24.01 Contempt Cases.
- Corporations may be punished for contempt.
- A corporation and those who are officially responsible for the conduct of its affairs may be punished for contempt when they disobey judgments, decrees, or orders of a court made in a case within its jurisdiction.
- The liability is present even if the contempt case involved is in the nature of a criminal case.
- Section 17 of the RCCP provides that the SEC may hold a corporation and its responsible directors and officers in contempt if the corporation fails to comply with the SEC's order.

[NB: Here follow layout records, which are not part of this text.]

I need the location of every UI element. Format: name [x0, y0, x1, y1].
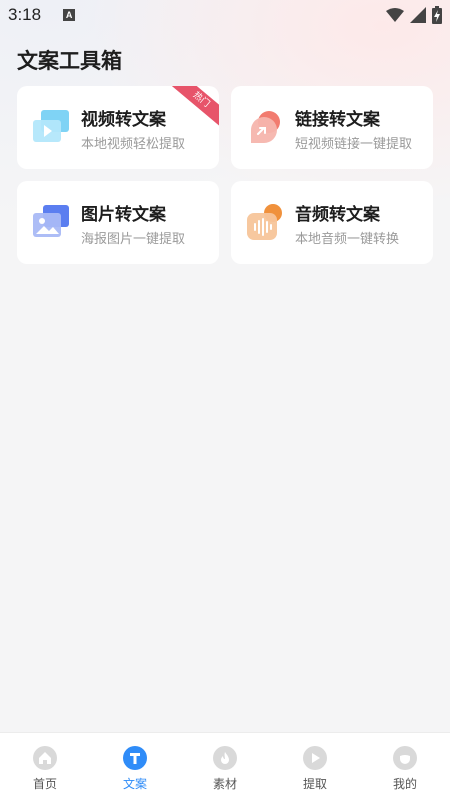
card-title: 图片转文案	[81, 205, 166, 225]
image-icon	[31, 203, 71, 241]
tab-extract[interactable]: 提取	[270, 733, 360, 800]
card-title: 音频转文案	[295, 205, 380, 225]
tab-label: 我的	[392, 777, 417, 791]
page-title: 文案工具箱	[17, 49, 122, 73]
tab-home[interactable]: 首页	[0, 733, 90, 800]
tab-text[interactable]: 文案	[90, 733, 180, 800]
card-subtitle: 本地视频轻松提取	[81, 137, 186, 152]
wifi-icon	[386, 8, 404, 22]
image-to-text-card[interactable]: 图片转文案 海报图片一键提取	[17, 181, 219, 264]
bottom-tab-bar: 首页 文案 素材 提取 我的	[0, 732, 450, 800]
play-icon	[303, 746, 327, 770]
notification-icon: A	[63, 9, 76, 21]
profile-icon	[393, 746, 417, 770]
card-subtitle: 海报图片一键提取	[81, 232, 186, 247]
video-icon	[31, 108, 71, 146]
card-title: 链接转文案	[295, 110, 380, 130]
tab-label: 提取	[302, 777, 327, 791]
status-bar: 3:18 A	[0, 0, 450, 30]
home-icon	[33, 746, 57, 770]
card-subtitle: 本地音频一键转换	[295, 232, 400, 247]
tab-label: 文案	[122, 777, 147, 791]
video-to-text-card[interactable]: 视频转文案 本地视频轻松提取 热门	[17, 86, 219, 169]
signal-icon	[410, 7, 426, 23]
hot-badge: 热门	[165, 86, 219, 132]
tab-label: 素材	[212, 777, 237, 791]
audio-icon	[245, 203, 285, 241]
tab-label: 首页	[32, 777, 57, 791]
status-icons	[386, 6, 442, 24]
battery-icon	[432, 6, 442, 24]
link-to-text-card[interactable]: 链接转文案 短视频链接一键提取	[231, 86, 433, 169]
flame-icon	[213, 746, 237, 770]
card-title: 视频转文案	[81, 110, 166, 130]
audio-to-text-card[interactable]: 音频转文案 本地音频一键转换	[231, 181, 433, 264]
tab-profile[interactable]: 我的	[360, 733, 450, 800]
status-time: 3:18	[8, 5, 42, 24]
card-subtitle: 短视频链接一键提取	[295, 137, 413, 152]
link-icon	[245, 108, 285, 146]
text-icon	[123, 746, 147, 770]
tab-material[interactable]: 素材	[180, 733, 270, 800]
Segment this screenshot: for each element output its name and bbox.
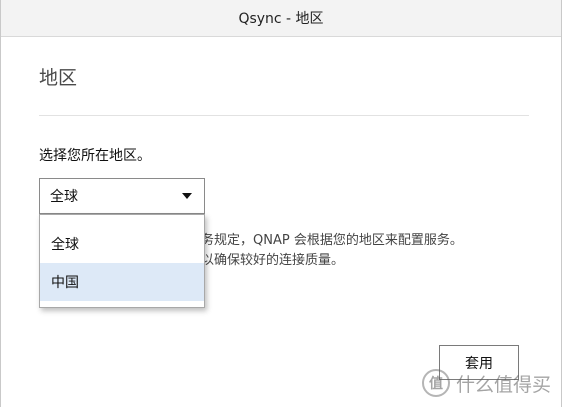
page-heading: 地区 xyxy=(39,67,78,89)
region-option-global[interactable]: 全球 xyxy=(40,225,204,263)
region-dropdown-list: 全球 中国 xyxy=(39,214,205,308)
region-option-label: 全球 xyxy=(51,237,79,253)
region-prompt: 选择您所在地区。 xyxy=(39,148,151,164)
region-option-label: 中国 xyxy=(51,275,79,291)
region-select-value: 全球 xyxy=(50,189,78,205)
window-titlebar: Qsync - 地区 xyxy=(1,0,561,37)
region-select[interactable]: 全球 xyxy=(39,178,205,214)
watermark: 值 什么值得买 xyxy=(421,369,551,397)
window-title: Qsync - 地区 xyxy=(238,11,324,27)
watermark-logo-icon: 值 xyxy=(421,369,450,397)
watermark-text: 什么值得买 xyxy=(455,373,551,396)
chevron-down-icon[interactable] xyxy=(182,193,192,199)
heading-divider xyxy=(39,115,529,116)
region-option-china[interactable]: 中国 xyxy=(40,263,204,301)
qsync-region-dialog: Qsync - 地区 地区 选择您所在地区。 务规定，QNAP 会根据您的地区来… xyxy=(0,0,562,407)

- to immediately cease and desist from using a particular corporate name and to register a new name; and
- to remove all visible signages, marks, advertisements, labels, prints and other effects bearing the disallowed name.
- The fourth attribute of the corporation, that is, that it has the powers, attributes and properties expressly authorized by law or incident to its existence, refers to what is known as the Theory of Special Capacities.
- It is the law that gives the powers of the corporation and the corporation cannot exercise powers that are not so given.
- The powers of the corporation are only those that are expressly provided for by law, implied powers, and incidental powers.
- A corporation may exercise any and all powers that may be exercised by natural persons.